Dopo una fase di confronto con le imprese coinvolte, è stato definito un ribasso che ha portato il costo finale a circa 143mila euro per ciascun affidamento. Ad occuparsi della riqualificazione degli appartamenti situati nella zona Sud sarà l’impresa Fast Building, mentre nell’altro lotto, quello a Nord, opererà la ditta Ucchino. I lavori, che avranno una durata prevista di circa sei mesi, includono anche lo smaltimento dei materiali di risulta e l’allaccio alle reti dei servizi essenziali. Anche questo intervento si inserisce in un più ampio programma di risanamento che punta a cancellare definitivamente le baraccopoli di Messina. Tuttavia, senza la disponibilità di nuove case non si va da nessuna parte e, nonostante la buona volontà, il programma delle demolizioni rischia di rallentare.
Per questo motivo il sub commissario Santi Trovato ha avviato una significativa sinergia anche con il Comune di Messina e con l’Agenzia per il risanamento. La Struttura commissariale, intanto, lavora alla realizzazione di nuovi appartamenti, a cominciare da quelli che stanno sorgendo a Fondo Basile, nel quartiere Giostra. Un appalto da 12 milioni di euro avviato alla fine dello scorso anno. Qui è prevista la costruzione di un complesso residenziale con 60 alloggi green. I lavori procedono celermente e, da qualche giorno, l’impresa è impegnata nella collocazione dei pannelli in legno X-Lam utilizzati per le pareti.
A breve, invece, sarà consegnato un altro cantiere: quello per i 44 alloggi a Fondo Saccà. Ma ci vorrà tempo prima di poter contare sulla disponibilità di questi appartamenti. Motivo per il quale si procede con l’acquisto di immobili da privati. Non si ferma, contestualmente, il programma delle demolizioni.
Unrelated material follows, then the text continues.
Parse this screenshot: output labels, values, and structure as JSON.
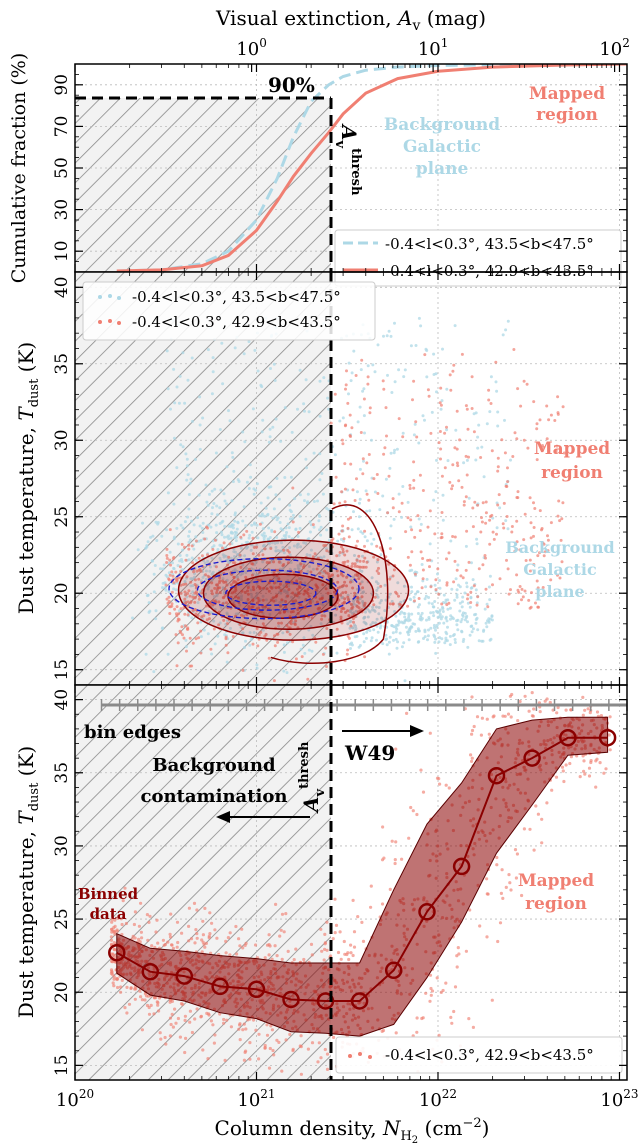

L’ente commissariale sta definendo i prossimi interventi che interesseranno ancora la zona del rione Taormina, dove sono già state abbattute le baracche di via Quinto Ennio.
Con due distinti bandi sono stati aggiudicati all’impresa Cericola, impegnata da tempo nelle demolizioni, anche gli interventi per la rimozione dei rifiuti e degli ingombranti accumulati all’interno delle strutture nei lotti ancora da bonificare. I lavori prevedono la raccolta, la selezione e il trasferimento in discarica di tutti i materiali abbandonati, spesso presenti in condizioni di degrado e potenziale rischio sanitario.
Intanto, da martedì scorso le ruspe sono entrate in azione all’ex Lavatoio di Ritiro.